An interesting observation the other day:
  I was transplanting Pulsatilla turczaninoviii - one year old seedlings.  There were about three dozen still crammed into a 3 inch pot.  (The poor things!)

  There were two types:
----- 1) Those with the typical alpine root system, where there is a single length of root going straight down and a flare of feeder roots at the end.
----- 2) Those with the typical herbaceous root system, where multiple roots originate at the crown or near the crown, and continue to spread horizontally while reaching depth.

About 80% had the alpine root system, and 20% exhibited the herbaceous root system.

If Pulsatilla spp. in general exhibit this duo root systems propensity (I don't know), then it would certainly bode well for its adaptability to different soils as a seeding population. 
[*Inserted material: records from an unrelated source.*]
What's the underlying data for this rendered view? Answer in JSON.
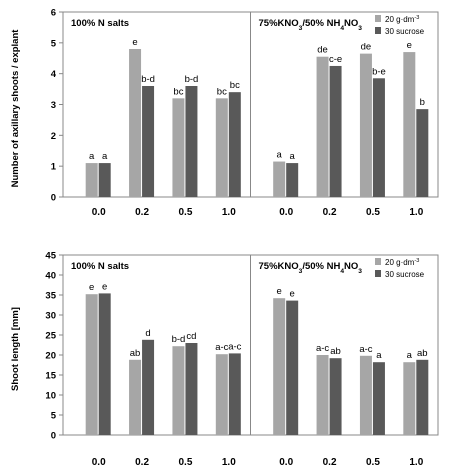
{
  "chart_data": [
    {
      "type": "bar",
      "ylabel": "Number of axillary shoots / explant",
      "ylim": [
        0,
        6
      ],
      "yticks": [
        "0",
        "1",
        "2",
        "3",
        "4",
        "5",
        "6"
      ],
      "panel_titles": [
        "100% N  salts",
        "75%KNO3/50% NH4NO3"
      ],
      "legend": [
        "20  g·dm-3",
        "30 sucrose"
      ],
      "series_colors": [
        "#a6a6a6",
        "#595959"
      ],
      "groups": [
        {
          "categories": [
            "0.0",
            "0.2",
            "0.5",
            "1.0"
          ],
          "series": [
            {
              "values": [
                1.1,
                4.8,
                3.2,
                3.2
              ],
              "labels": [
                "a",
                "e",
                "bc",
                "bc"
              ]
            },
            {
              "values": [
                1.1,
                3.6,
                3.6,
                3.4
              ],
              "labels": [
                "a",
                "b-d",
                "b-d",
                "bc"
              ]
            }
          ]
        },
        {
          "categories": [
            "0.0",
            "0.2",
            "0.5",
            "1.0"
          ],
          "series": [
            {
              "values": [
                1.15,
                4.55,
                4.65,
                4.7
              ],
              "labels": [
                "a",
                "de",
                "de",
                "e"
              ]
            },
            {
              "values": [
                1.1,
                4.25,
                3.85,
                2.85
              ],
              "labels": [
                "a",
                "c-e",
                "b-e",
                "b"
              ]
            }
          ]
        }
      ]
    },
    {
      "type": "bar",
      "ylabel": "Shoot length [mm]",
      "ylim": [
        0,
        45
      ],
      "yticks": [
        "0",
        "5",
        "10",
        "15",
        "20",
        "25",
        "30",
        "35",
        "40",
        "45"
      ],
      "panel_titles": [
        "100% N  salts",
        "75%KNO3/50% NH4NO3"
      ],
      "legend": [
        "20  g·dm-3",
        "30 sucrose"
      ],
      "series_colors": [
        "#a6a6a6",
        "#595959"
      ],
      "groups": [
        {
          "categories": [
            "0.0",
            "0.2",
            "0.5",
            "1.0"
          ],
          "series": [
            {
              "values": [
                35.2,
                18.8,
                22.2,
                20.2
              ],
              "labels": [
                "e",
                "ab",
                "b-d",
                "a-c"
              ]
            },
            {
              "values": [
                35.4,
                23.8,
                23.0,
                20.4
              ],
              "labels": [
                "e",
                "d",
                "cd",
                "a-c"
              ]
            }
          ]
        },
        {
          "categories": [
            "0.0",
            "0.2",
            "0.5",
            "1.0"
          ],
          "series": [
            {
              "values": [
                34.2,
                20.0,
                19.8,
                18.2
              ],
              "labels": [
                "e",
                "a-c",
                "a-c",
                "a"
              ]
            },
            {
              "values": [
                33.6,
                19.2,
                18.2,
                18.8
              ],
              "labels": [
                "e",
                "ab",
                "a",
                "ab"
              ]
            }
          ]
        }
      ]
    }
  ]
}
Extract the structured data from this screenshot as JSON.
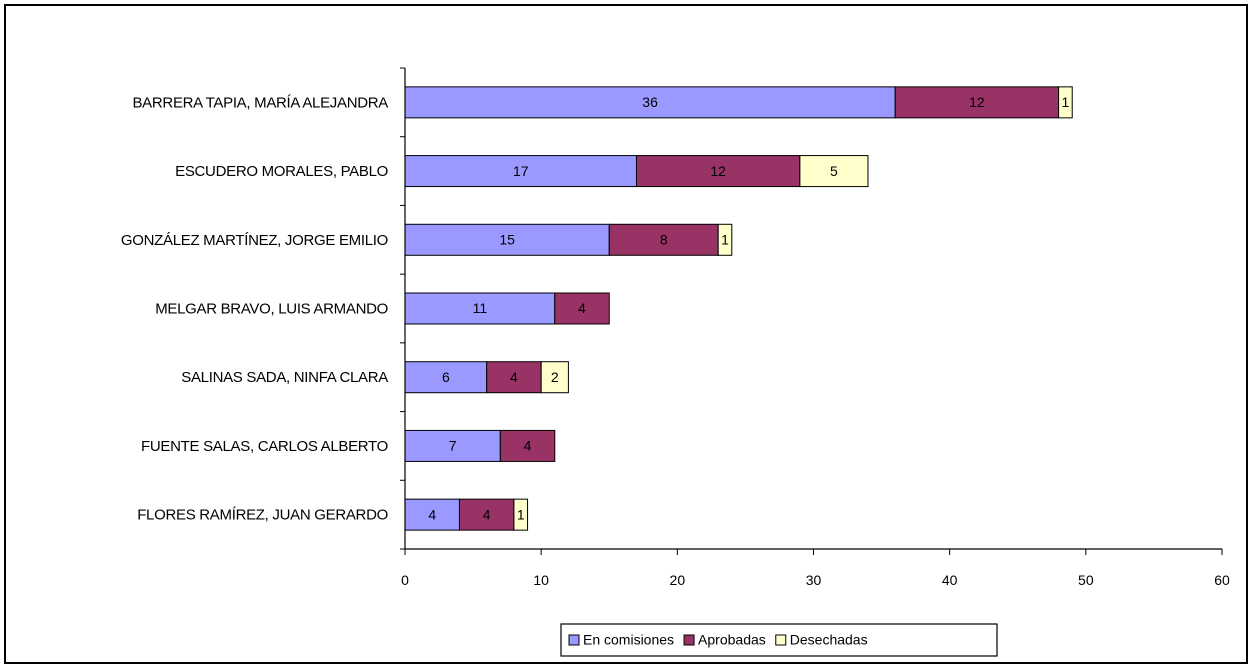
{
  "chart_data": {
    "type": "bar",
    "orientation": "horizontal",
    "stacked": true,
    "categories": [
      "BARRERA TAPIA, MARÍA ALEJANDRA",
      "ESCUDERO MORALES, PABLO",
      "GONZÁLEZ MARTÍNEZ, JORGE EMILIO",
      "MELGAR BRAVO, LUIS ARMANDO",
      "SALINAS SADA, NINFA CLARA",
      "FUENTE SALAS, CARLOS ALBERTO",
      "FLORES RAMÍREZ, JUAN GERARDO"
    ],
    "series": [
      {
        "name": "En comisiones",
        "color": "#9999FF",
        "values": [
          36,
          17,
          15,
          11,
          6,
          7,
          4
        ]
      },
      {
        "name": "Aprobadas",
        "color": "#993366",
        "values": [
          12,
          12,
          8,
          4,
          4,
          4,
          4
        ]
      },
      {
        "name": "Desechadas",
        "color": "#FFFFCC",
        "values": [
          1,
          5,
          1,
          0,
          2,
          0,
          1
        ]
      }
    ],
    "xlim": [
      0,
      60
    ],
    "xticks": [
      0,
      10,
      20,
      30,
      40,
      50,
      60
    ],
    "title": "",
    "xlabel": "",
    "ylabel": "",
    "grid": false,
    "legend_position": "bottom"
  }
}
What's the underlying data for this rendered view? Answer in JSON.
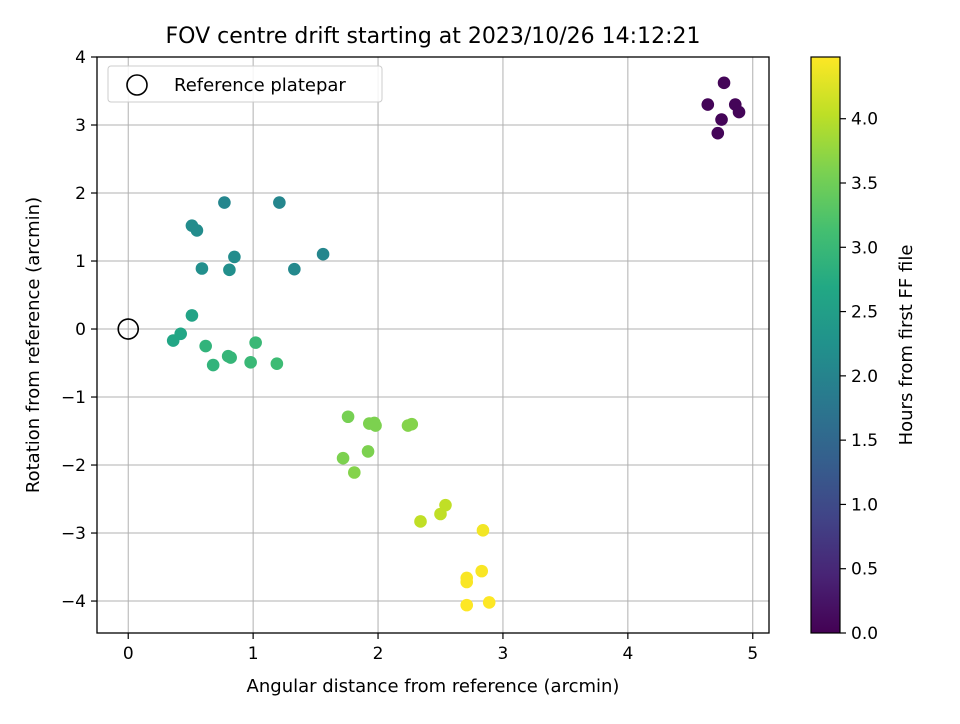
{
  "chart_data": {
    "type": "scatter",
    "title": "FOV centre drift starting at 2023/10/26 14:12:21",
    "xlabel": "Angular distance from reference (arcmin)",
    "ylabel": "Rotation from reference (arcmin)",
    "xlim": [
      -0.25,
      5.13
    ],
    "ylim": [
      -4.47,
      4.0
    ],
    "xticks": [
      0,
      1,
      2,
      3,
      4,
      5
    ],
    "xtick_labels": [
      "0",
      "1",
      "2",
      "3",
      "4",
      "5"
    ],
    "yticks": [
      -4,
      -3,
      -2,
      -1,
      0,
      1,
      2,
      3,
      4
    ],
    "ytick_labels": [
      "−4",
      "−3",
      "−2",
      "−1",
      "0",
      "1",
      "2",
      "3",
      "4"
    ],
    "grid": true,
    "legend": {
      "position": "top-left",
      "entries": [
        {
          "label": "Reference platepar",
          "marker": "open-circle"
        }
      ]
    },
    "reference_point": {
      "x": 0,
      "y": 0
    },
    "colorbar": {
      "label": "Hours from first FF file",
      "min": 0.0,
      "max": 4.48,
      "colormap": "viridis",
      "ticks": [
        0.0,
        0.5,
        1.0,
        1.5,
        2.0,
        2.5,
        3.0,
        3.5,
        4.0
      ],
      "tick_labels": [
        "0.0",
        "0.5",
        "1.0",
        "1.5",
        "2.0",
        "2.5",
        "3.0",
        "3.5",
        "4.0"
      ]
    },
    "series": [
      {
        "points": [
          {
            "x": 4.77,
            "y": 3.62,
            "c": 0.05
          },
          {
            "x": 4.64,
            "y": 3.3,
            "c": 0.05
          },
          {
            "x": 4.86,
            "y": 3.3,
            "c": 0.05
          },
          {
            "x": 4.89,
            "y": 3.19,
            "c": 0.05
          },
          {
            "x": 4.75,
            "y": 3.08,
            "c": 0.05
          },
          {
            "x": 4.72,
            "y": 2.88,
            "c": 0.05
          },
          {
            "x": 0.77,
            "y": 1.86,
            "c": 2.05
          },
          {
            "x": 1.21,
            "y": 1.86,
            "c": 2.05
          },
          {
            "x": 0.51,
            "y": 1.52,
            "c": 2.15
          },
          {
            "x": 0.55,
            "y": 1.45,
            "c": 2.15
          },
          {
            "x": 0.85,
            "y": 1.06,
            "c": 2.15
          },
          {
            "x": 1.56,
            "y": 1.1,
            "c": 2.05
          },
          {
            "x": 0.59,
            "y": 0.89,
            "c": 2.2
          },
          {
            "x": 0.81,
            "y": 0.87,
            "c": 2.2
          },
          {
            "x": 1.33,
            "y": 0.88,
            "c": 2.1
          },
          {
            "x": 0.51,
            "y": 0.2,
            "c": 2.6
          },
          {
            "x": 0.42,
            "y": -0.07,
            "c": 2.65
          },
          {
            "x": 0.36,
            "y": -0.17,
            "c": 2.65
          },
          {
            "x": 0.62,
            "y": -0.25,
            "c": 2.9
          },
          {
            "x": 1.02,
            "y": -0.2,
            "c": 3.0
          },
          {
            "x": 0.8,
            "y": -0.4,
            "c": 2.95
          },
          {
            "x": 0.82,
            "y": -0.42,
            "c": 2.95
          },
          {
            "x": 0.68,
            "y": -0.53,
            "c": 2.9
          },
          {
            "x": 0.98,
            "y": -0.49,
            "c": 3.0
          },
          {
            "x": 1.19,
            "y": -0.51,
            "c": 3.05
          },
          {
            "x": 1.76,
            "y": -1.29,
            "c": 3.55
          },
          {
            "x": 1.93,
            "y": -1.39,
            "c": 3.6
          },
          {
            "x": 1.97,
            "y": -1.38,
            "c": 3.6
          },
          {
            "x": 1.98,
            "y": -1.42,
            "c": 3.6
          },
          {
            "x": 2.24,
            "y": -1.42,
            "c": 3.65
          },
          {
            "x": 2.27,
            "y": -1.4,
            "c": 3.65
          },
          {
            "x": 1.72,
            "y": -1.9,
            "c": 3.6
          },
          {
            "x": 1.92,
            "y": -1.8,
            "c": 3.6
          },
          {
            "x": 1.81,
            "y": -2.11,
            "c": 3.65
          },
          {
            "x": 2.54,
            "y": -2.59,
            "c": 4.05
          },
          {
            "x": 2.5,
            "y": -2.72,
            "c": 4.05
          },
          {
            "x": 2.34,
            "y": -2.83,
            "c": 4.05
          },
          {
            "x": 2.84,
            "y": -2.96,
            "c": 4.4
          },
          {
            "x": 2.83,
            "y": -3.56,
            "c": 4.45
          },
          {
            "x": 2.71,
            "y": -3.66,
            "c": 4.45
          },
          {
            "x": 2.71,
            "y": -3.72,
            "c": 4.45
          },
          {
            "x": 2.71,
            "y": -4.06,
            "c": 4.48
          },
          {
            "x": 2.89,
            "y": -4.02,
            "c": 4.48
          }
        ]
      }
    ]
  }
}
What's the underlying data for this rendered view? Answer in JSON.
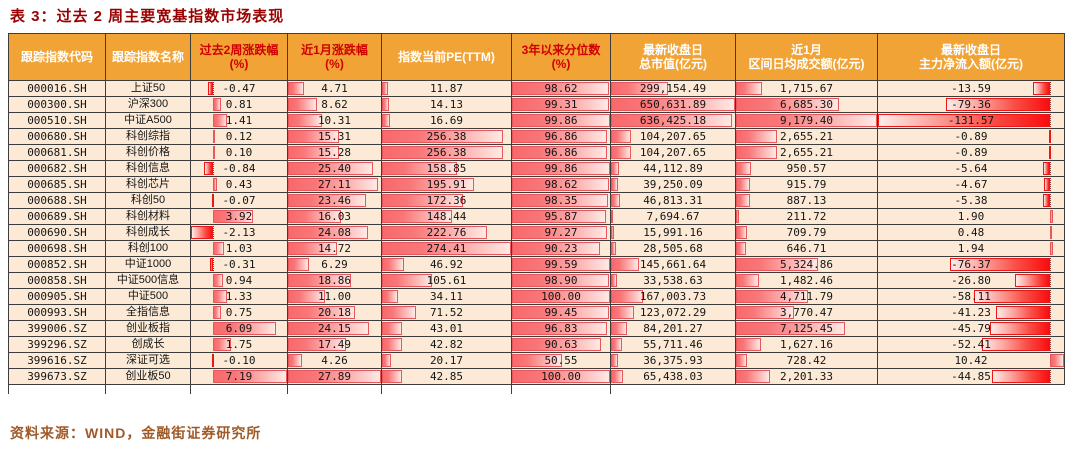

And another related  pulsatilla root observation when grown in pots:
  Roots fill the entire pot in proliferation (like a euonymus would) no matter which root system they possess.  But, they don't excessively go round and round at the  pot bottom or sides when they become root bound. It's almost like they stop growing when they fill the pot.

I use Pulsatilla spp. as indicator plants for my potted materials.  They are the first to show water stress.  When they begin to wilt, it is definitely time to water!